Majority of parents in favor of Covid-19 vaccine for their child
More than half of parents in the Netherlands would like to have their child receive a vaccine against Covid-19 as soon as it is possible. This was shown in a study by Hart van Nederland amongst three thousand people where 59 percent said they would support a coronavirus vaccination for their offspring.
According to the study, 34 percent of respondents said they do not see the point in vaccinating children because they rarely get sick from contracting the coronavirus. They also claimed that the chance of transmission is very small.
The discussion surrounding coronavirus vaccinations for children sparked up this week after the United States approved the vaccine this week for children above the age of 12. Germany and France are considering following suit.
A study with Pfizer/BioNTech vaccine in the US showed that side effects for adolescents above the aged of 12 were consistent with side effects for teenagers 16 and older. Pfizer/BioNTech have now began investigating if the jab is also safe for children between 2- and 11-years old.
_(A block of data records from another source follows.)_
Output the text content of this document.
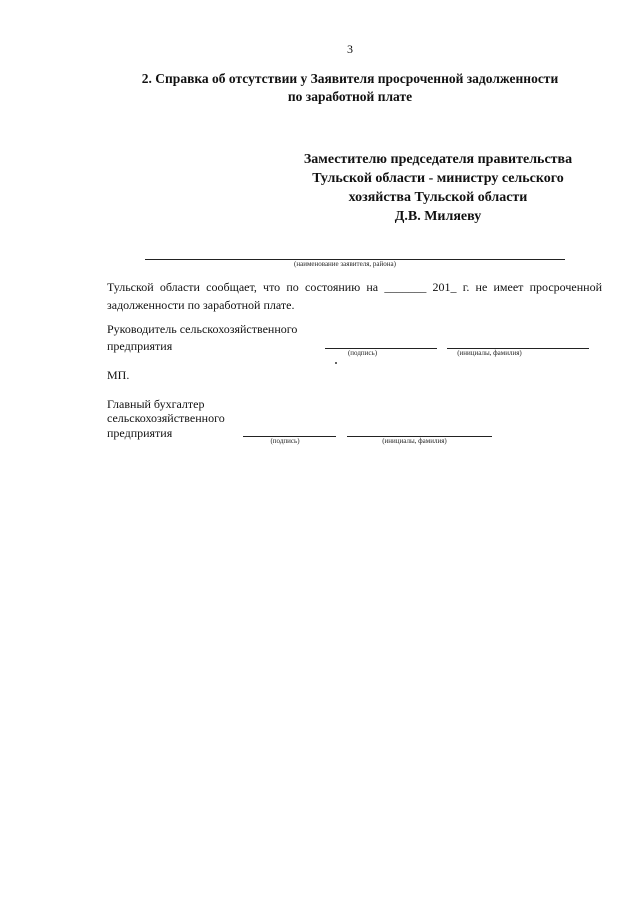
3
2. Справка об отсутствии у Заявителя просроченной задолженности
по заработной плате
Заместителю председателя правительства
Тульской области - министру сельского
хозяйства Тульской области
Д.В. Миляеву
(наименование заявителя, района)
Тульской области сообщает, что по состоянию на _______ 201_ г. не имеет просроченной задолженности по заработной плате.
Руководитель сельскохозяйственного
предприятия	(подпись)	(инициалы, фамилия)
МП.
Главный бухгалтер
сельскохозяйственного
предприятия
(подпись)	(инициалы, фамилия)
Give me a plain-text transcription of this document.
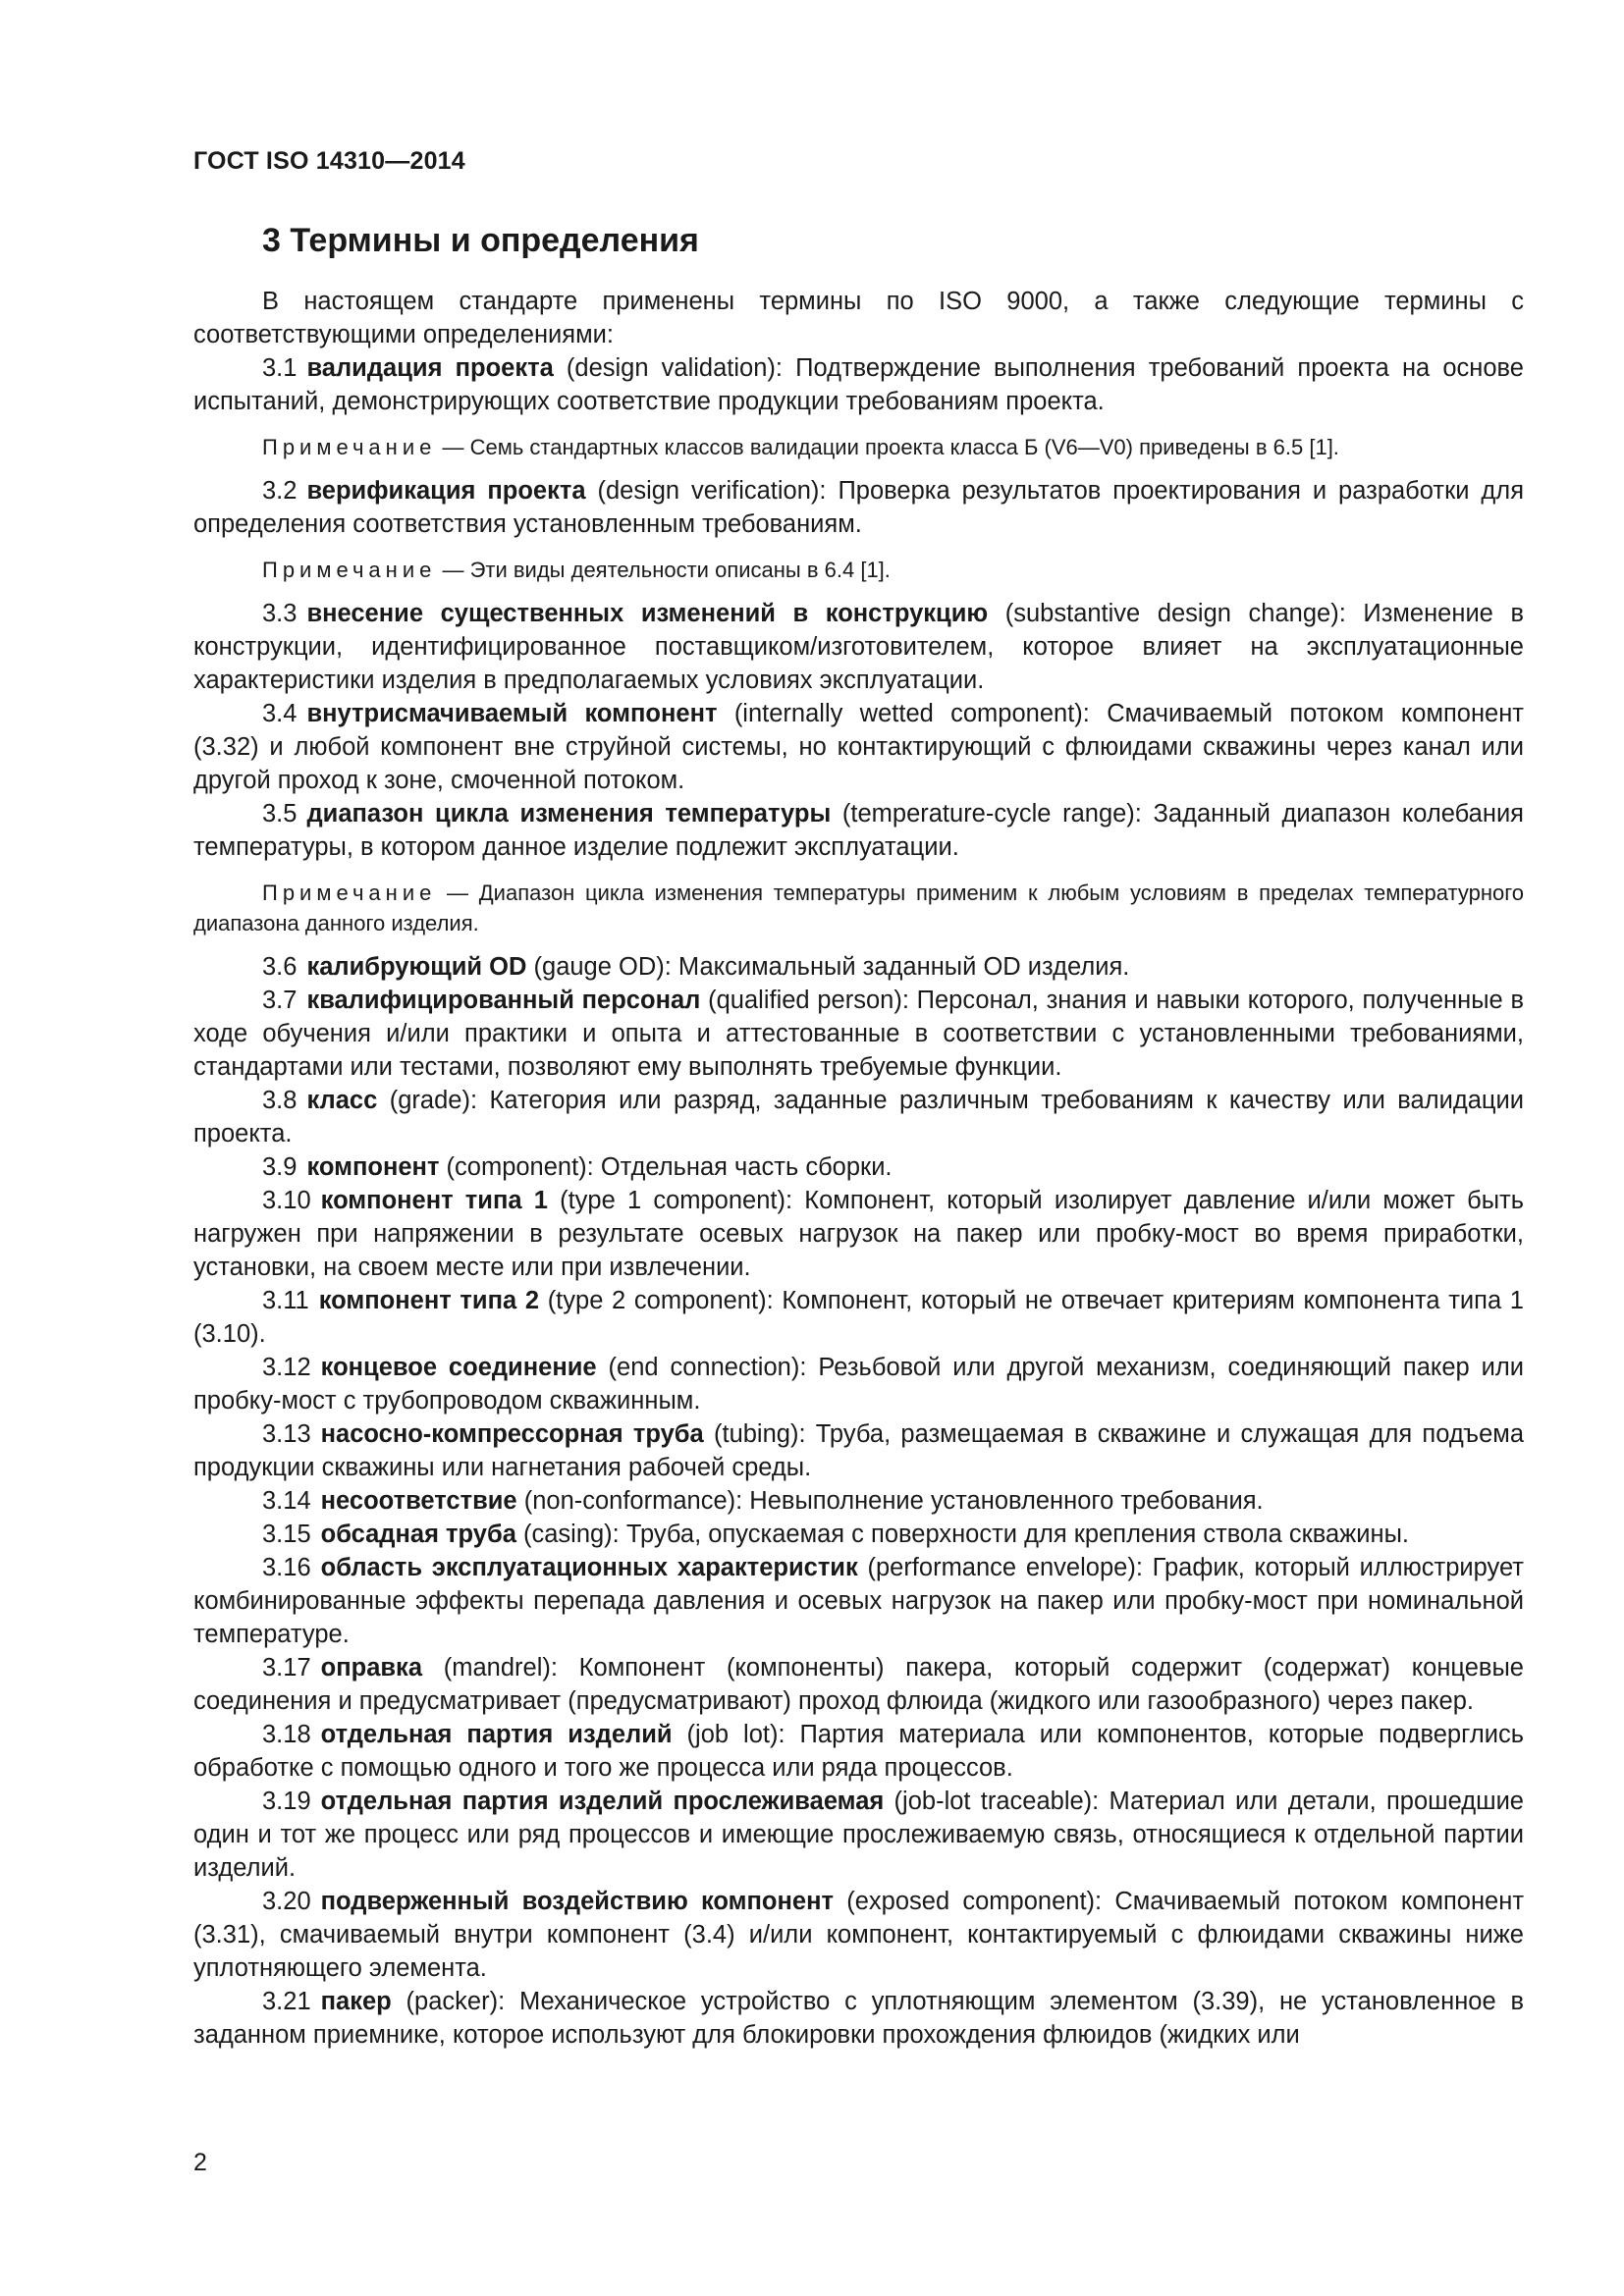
ГОСТ ISO 14310—2014
3 Термины и определения

В настоящем стандарте применены термины по ISO 9000, а также следующие термины с соответствующими определениями:

3.1 валидация проекта (design validation): Подтверждение выполнения требований проекта на основе испытаний, демонстрирующих соответствие продукции требованиям проекта.

Примечание — Семь стандартных классов валидации проекта класса Б (V6—V0) приведены в 6.5 [1].

3.2 верификация проекта (design verification): Проверка результатов проектирования и разработки для определения соответствия установленным требованиям.

Примечание — Эти виды деятельности описаны в 6.4 [1].

3.3 внесение существенных изменений в конструкцию (substantive design change): Изменение в конструкции, идентифицированное поставщиком/изготовителем, которое влияет на эксплуатационные характеристики изделия в предполагаемых условиях эксплуатации.

3.4 внутрисмачиваемый компонент (internally wetted component): Смачиваемый потоком компонент (3.32) и любой компонент вне струйной системы, но контактирующий с флюидами скважины через канал или другой проход к зоне, смоченной потоком.

3.5 диапазон цикла изменения температуры (temperature-cycle range): Заданный диапазон колебания температуры, в котором данное изделие подлежит эксплуатации.

Примечание — Диапазон цикла изменения температуры применим к любым условиям в пределах температурного диапазона данного изделия.

3.6 калибрующий OD (gauge OD): Максимальный заданный OD изделия.

3.7 квалифицированный персонал (qualified person): Персонал, знания и навыки которого, полученные в ходе обучения и/или практики и опыта и аттестованные в соответствии с установленными требованиями, стандартами или тестами, позволяют ему выполнять требуемые функции.

3.8 класс (grade): Категория или разряд, заданные различным требованиям к качеству или валидации проекта.

3.9 компонент (component): Отдельная часть сборки.

3.10 компонент типа 1 (type 1 component): Компонент, который изолирует давление и/или может быть нагружен при напряжении в результате осевых нагрузок на пакер или пробку-мост во время приработки, установки, на своем месте или при извлечении.

3.11 компонент типа 2 (type 2 component): Компонент, который не отвечает критериям компонента типа 1 (3.10).

3.12 концевое соединение (end connection): Резьбовой или другой механизм, соединяющий пакер или пробку-мост с трубопроводом скважинным.

3.13 насосно-компрессорная труба (tubing): Труба, размещаемая в скважине и служащая для подъема продукции скважины или нагнетания рабочей среды.

3.14 несоответствие (non-conformance): Невыполнение установленного требования.

3.15 обсадная труба (casing): Труба, опускаемая с поверхности для крепления ствола скважины.

3.16 область эксплуатационных характеристик (performance envelope): График, который иллюстрирует комбинированные эффекты перепада давления и осевых нагрузок на пакер или пробку-мост при номинальной температуре.

3.17 оправка (mandrel): Компонент (компоненты) пакера, который содержит (содержат) концевые соединения и предусматривает (предусматривают) проход флюида (жидкого или газообразного) через пакер.

3.18 отдельная партия изделий (job lot): Партия материала или компонентов, которые подверглись обработке с помощью одного и того же процесса или ряда процессов.

3.19 отдельная партия изделий прослеживаемая (job-lot traceable): Материал или детали, прошедшие один и тот же процесс или ряд процессов и имеющие прослеживаемую связь, относящиеся к отдельной партии изделий.

3.20 подверженный воздействию компонент (exposed component): Смачиваемый потоком компонент (3.31), смачиваемый внутри компонент (3.4) и/или компонент, контактируемый с флюидами скважины ниже уплотняющего элемента.

3.21 пакер (packer): Механическое устройство с уплотняющим элементом (3.39), не установленное в заданном приемнике, которое используют для блокировки прохождения флюидов (жидких или

2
A coronavirus vaccine for children would be necessary for children with a medical pre-condition or who are living with vulnerable relatives.
“There are families who have been home for year, even if a vulnerable parent has been vaccinated. In that case, it is better to vaccinate the entire family, so children can go outside and see their friends again without worry”, epidemiologist, Patricia Bruijning said to Hart van Nederland.
Covid-19 vaccines in the Netherlands are already available for vulnerable 16- and 17-year-olds. “There are also young children with asthma and other vulnerable children who are more susceptible to the coronavirus. They should also get an injection”, Bruijning pointed out.
In the Netherlands, Covid-19 vaccines for adolescents above the age of 12 are still being tested. On Friday the epidemiologist from the UMC Utrecht said that more research needs to be conducted to determine the safety of a coronavirus vaccine for adolescents. Bruijning did, however, say, “If the results are good, then they too can get their turn soon.”